No sane person threw a party in Bucharest when Viktor Orban lost. But they probably should have been paying closer attention because Orban’s defeat in Hungary could end up costing Romania billions of euros it simply doesn’t have.
Let’s start with a number: €4.5 billion. That is Romania’s share of the guarantee on the EU’s €90 billion loan to Ukraine. In theory, Ukraine repays the loan from Russian war reparations once the conflict ends. But here is the problem with that reasoning: what if Russia never pays? What if the war drags on for a decade, reparations never materialize, and the bill lands squarely on the guarantor countries? Romania will then have to go out and borrow €4.5 billion on financial markets, the way it always does, at rates that, once interest is factored in, could balloon that figure to nearly €9 billion over time.
Meanwhile, Hungary under Orban refused to enter this guarantee scheme altogether. So did the Czech Republic and Slovakia. They watched from the sidelines, took no financial risk, and paid nothing. Orban used his veto as a crude chip to keep Russian oil flowing through the Druzhba pipeline into Hungary. Now that Magyar has won, the expectation is that Zelensky will agree to reopen the Druzhba pipeline in exchange for Hungary dropping its veto. Hungary gets cheap Russian oil. Romania gets a €4.5 billion liability. This is what happens when you negotiate without leverage.
Peter Magyar’s supporters danced in the streets of Budapest. But the euphoria faded fast. Before Magyar could even formulate a coherent foreign policy, Brussels had already drafted the terms of his new reality. European Commission President Ursula von der Leyen wasted no time. Speaking at a press conference in Brussels on April 13, she announced that work would begin immediately with the new Hungarian government to unlock the €35 billion in EU funds frozen under Orban, but only under conditions. A reported list of 27 measures awaits Magyar’s signature: reversing constitutional changes, adopting the EU’s asylum rules (for which Hungary has already paid €900 million in penalties for non-compliance), fully embracing Brussels’ gender agenda, and lifting the veto on the €90 billion Ukraine loan. The message from Brussels was clear: “Welcome to the European family, now here is your to-do list.”
This is the paradox that should make every Romanian citizen uncomfortable. When Orban was in power, von der Leyen was apparently willing to release Hungarian funds simply in exchange for dropping the Ukraine loan veto. One condition. One deal. That was the price to bring Hungary back into the fold. Now that the “right” politician is in office, the list of conditions has exploded.
While Hungary negotiated fiercely to protect its interests, Romania’s Prime Minister Ilie Bolojan has been moving in the opposite direction. In a recent interview with the French publication Le Figaro, Bolojan stated that he supports deeper EU integration, faster decision-making, and that he does not believe unanimity voting should be maintained in the EU. In plain language: he is in favor of eliminating Romania’s right to veto EU decisions. The backlash was immediate and justified. Foreign policy expert Ștefan Popescu, former Secretary of State at the Ministry of Foreign Affairs, warned that this position is structurally dangerous for a country like Romania. “For a state like Romania with limited influence in the EU’s decision-making architecture, without the capacity to build alliances and without membership in a powerful regional format, the veto right represents the only instrument through which Bucharest can transform its presence into any kind of influence,” Popescu wrote.

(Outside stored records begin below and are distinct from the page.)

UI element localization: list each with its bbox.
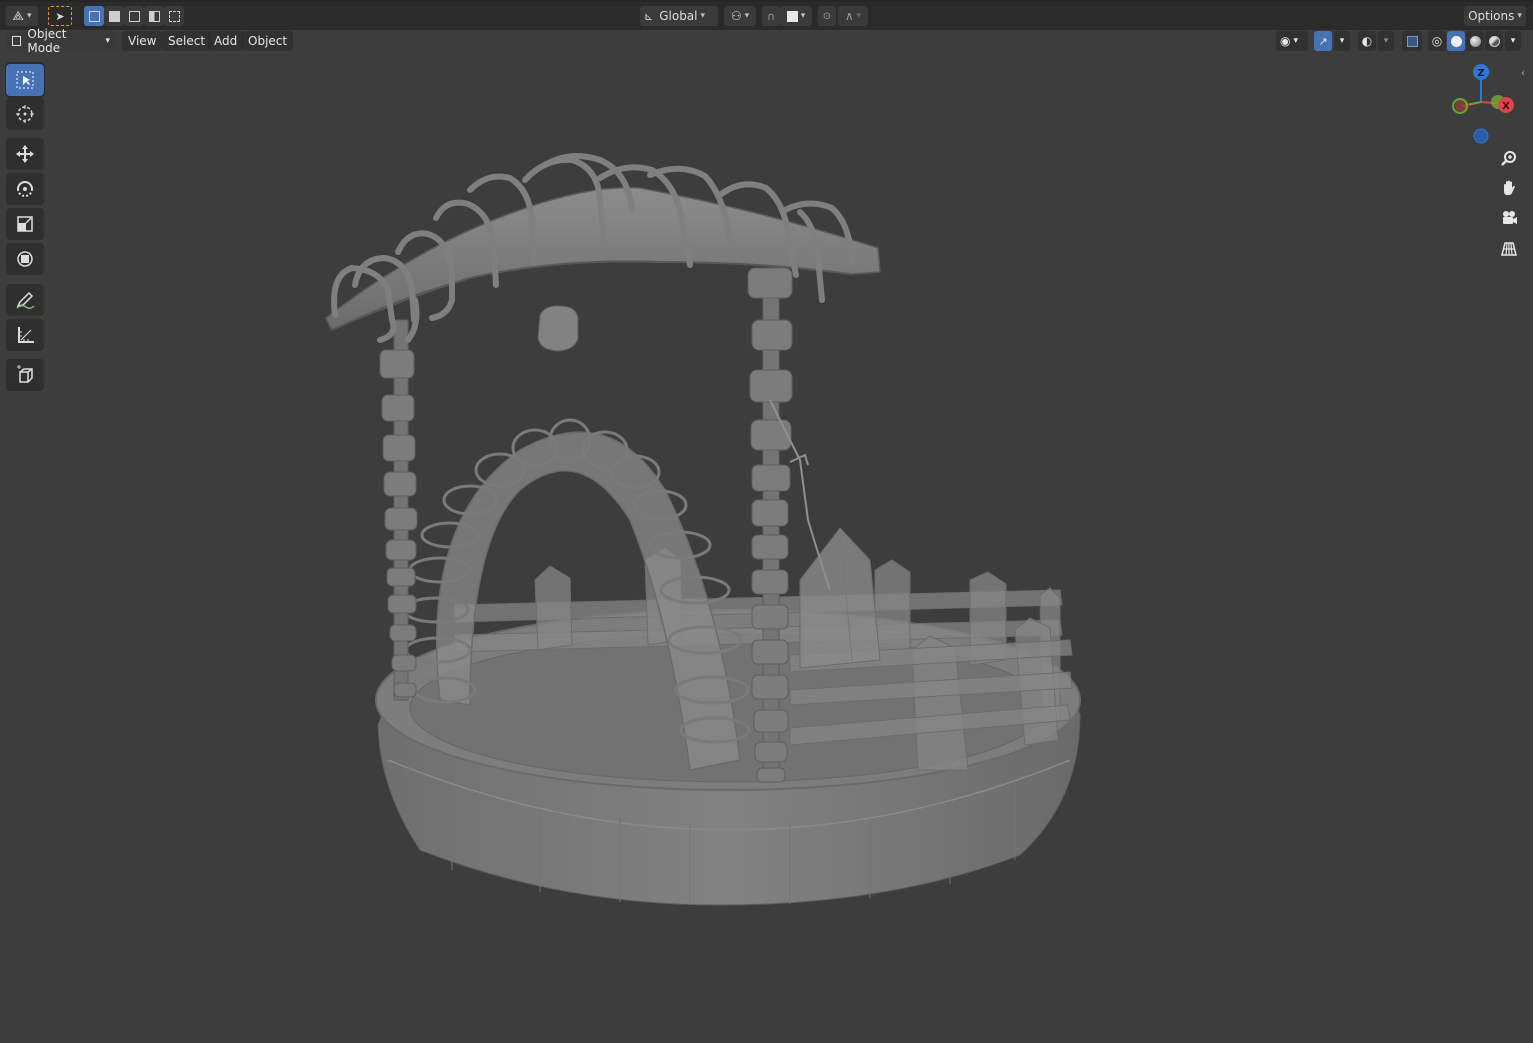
- lantern: [537, 305, 579, 352]
- menu-object[interactable]: Object: [242, 31, 294, 51]
- scene-render: [325, 153, 1081, 906]
- select-invert-icon: [148, 10, 160, 22]
- scale-icon: [17, 216, 33, 232]
- pivot-icon: ⚇: [730, 9, 742, 23]
- menu-object-label: Object: [248, 34, 288, 48]
- 3d-cursor-icon: [16, 105, 34, 123]
- xray-toggle[interactable]: [1402, 31, 1422, 51]
- shading-rendered[interactable]: [1485, 31, 1503, 51]
- move-icon: [16, 145, 34, 163]
- select-subtract-icon: [128, 10, 140, 22]
- select-extend-icon: [108, 10, 120, 22]
- shading-wireframe[interactable]: ◎: [1428, 31, 1446, 51]
- options-dropdown[interactable]: Options ▾: [1464, 6, 1526, 26]
- snap-target-dropdown[interactable]: ▾: [780, 6, 812, 26]
- sidebar-toggle-icon[interactable]: ‹: [1521, 68, 1525, 79]
- select-intersect-icon: [168, 10, 180, 22]
- overlays-icon: ◐: [1361, 34, 1373, 48]
- tool-add-cube[interactable]: [6, 359, 44, 391]
- hand-icon: [1504, 180, 1515, 195]
- menu-select[interactable]: Select: [162, 31, 212, 51]
- gizmo-z-label: Z: [1477, 68, 1484, 79]
- gizmo-z-negative: [1473, 128, 1489, 144]
- tool-rotate[interactable]: [6, 173, 44, 205]
- gizmo-icon: ↗: [1318, 34, 1328, 48]
- material-sphere-icon: [1469, 35, 1481, 47]
- falloff-curve-icon: ∧: [844, 9, 854, 23]
- cursor-icon: ➤: [55, 9, 65, 23]
- selection-mode-set[interactable]: [84, 6, 104, 26]
- visibility-dropdown[interactable]: ◉ ▾: [1276, 31, 1308, 51]
- perspective-toggle-button[interactable]: [1496, 236, 1522, 262]
- magnet-icon: ∩: [766, 9, 776, 23]
- top-header: ⟁ ▾ ➤ ⊾ Global ▾ ⚇ ▾ ∩ ▾ ⊙ ∧ ▾ Options ▾: [0, 0, 1533, 30]
- transform-icon: [17, 251, 33, 267]
- transform-orientation-dropdown[interactable]: ⊾ Global ▾: [640, 6, 718, 26]
- menu-view[interactable]: View: [122, 31, 163, 51]
- select-tool-indicator[interactable]: ➤: [48, 6, 72, 26]
- shading-dropdown[interactable]: ▾: [1505, 31, 1521, 51]
- selection-mode-extend[interactable]: [104, 6, 124, 26]
- proportional-icon: ⊙: [822, 10, 832, 22]
- 3d-viewport[interactable]: ⟁ ▾ ➤ ⊾ Global ▾ ⚇ ▾ ∩ ▾ ⊙ ∧ ▾ Options ▾…: [0, 0, 1533, 1043]
- camera-view-button[interactable]: [1496, 205, 1522, 231]
- object-mode-icon: [12, 36, 22, 46]
- tool-annotate[interactable]: [6, 284, 44, 316]
- menu-add[interactable]: Add: [208, 31, 244, 51]
- crystal: [799, 527, 881, 669]
- annotate-pencil-icon: [16, 291, 35, 310]
- editor-type-button[interactable]: ⟁ ▾: [6, 6, 38, 26]
- gizmo-dropdown[interactable]: ▾: [1334, 31, 1350, 51]
- zoom-button[interactable]: [1496, 145, 1522, 171]
- menu-view-label: View: [128, 34, 157, 48]
- tool-scale[interactable]: [6, 208, 44, 240]
- overlays-dropdown[interactable]: ▾: [1378, 31, 1394, 51]
- menu-select-label: Select: [168, 34, 206, 48]
- proportional-editing-toggle[interactable]: ⊙: [818, 6, 836, 26]
- tool-select-box[interactable]: [6, 64, 44, 96]
- rotate-icon: [17, 181, 33, 197]
- gizmo-toggle[interactable]: ↗: [1314, 31, 1332, 51]
- transform-orientation-label: Global: [659, 9, 698, 23]
- tool-measure[interactable]: [6, 319, 44, 351]
- object-mode-label: Object Mode: [27, 27, 67, 55]
- measure-ruler-icon: [18, 327, 34, 343]
- pivot-point-dropdown[interactable]: ⚇ ▾: [724, 6, 756, 26]
- shading-solid[interactable]: [1447, 31, 1465, 51]
- shading-material[interactable]: [1466, 31, 1484, 51]
- options-label: Options: [1468, 9, 1515, 23]
- proportional-falloff-dropdown[interactable]: ∧ ▾: [838, 6, 868, 26]
- snap-toggle[interactable]: ∩: [762, 6, 780, 26]
- gizmo-caret-icon: ▾: [1339, 36, 1345, 46]
- zoom-magnifier-icon: [1501, 151, 1516, 166]
- eye-icon: ◉: [1280, 34, 1291, 48]
- roof-beam: [325, 153, 881, 343]
- solid-sphere-icon: [1450, 35, 1462, 47]
- gizmo-x-label: X: [1502, 101, 1510, 112]
- navigation-gizmo[interactable]: X Z: [1440, 60, 1520, 150]
- pan-button[interactable]: [1496, 175, 1522, 201]
- overlays-caret-icon: ▾: [1383, 36, 1389, 46]
- tool-cursor[interactable]: [6, 98, 44, 130]
- wireframe-sphere-icon: ◎: [1431, 34, 1443, 48]
- rendered-sphere-icon: [1488, 35, 1500, 47]
- selection-mode-subtract[interactable]: [124, 6, 144, 26]
- selection-mode-invert[interactable]: [144, 6, 164, 26]
- camera-icon: [1503, 211, 1517, 224]
- menu-add-label: Add: [214, 34, 238, 48]
- selection-mode-intersect[interactable]: [164, 6, 184, 26]
- shading-caret-icon: ▾: [1510, 36, 1516, 46]
- grid-perspective-icon: [1501, 242, 1517, 256]
- select-new-icon: [88, 10, 100, 22]
- xray-icon: [1406, 35, 1418, 47]
- tool-transform[interactable]: [6, 243, 44, 275]
- add-cube-icon: [17, 365, 33, 383]
- overlays-toggle[interactable]: ◐: [1358, 31, 1376, 51]
- orientation-icon: ⊾: [644, 9, 654, 23]
- select-box-icon: [16, 71, 34, 89]
- tool-move[interactable]: [6, 138, 44, 170]
- editor-type-icon: ⟁: [12, 8, 25, 24]
- snap-increment-icon: [786, 10, 798, 22]
- object-mode-dropdown[interactable]: Object Mode ▾: [6, 27, 116, 55]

His warning is not theoretical. Without unanimity voting, EU foreign policy decisions would be made by qualified majority. Meaning that France, Germany, and a handful of other large member states would effectively determine Europe’s direction. Countries like Romania, which already function more as implementation spaces for decisions made elsewhere, would lose their last formal mechanism to push back. Von der Leyen has been pushing this agenda since at least her 2025 State of the Union address, framing it as necessary efficiency reform. But efficiency for whom? Certainly not for countries on the EU’s eastern periphery.
Romania is guaranteeing €4.5 billion of a Ukraine loan while Hungary guaranteed zero. Romania’s PM is publicly endorsing the elimination of the one institutional tool that gives small member states any real negotiating power. And Romania sits with a stretched budget, chronic deficit pressures, and limited fiscal room to absorb a multi-billion euro shock if Ukraine’s reconstruction does not proceed as planned.
There is a Romanian saying that roughly translates: “the wolf changes its fur, but not its nature.” Brussels has changed its interlocutor in Budapest. The architecture of power, however, remains exactly the same. And Romania, as Popescu put it, risks becoming nothing more than “a simple space for implementing decisions made elsewhere”, paying billions for a war it did not start, under terms it did not negotiate, while giving away the only tool it had to say no.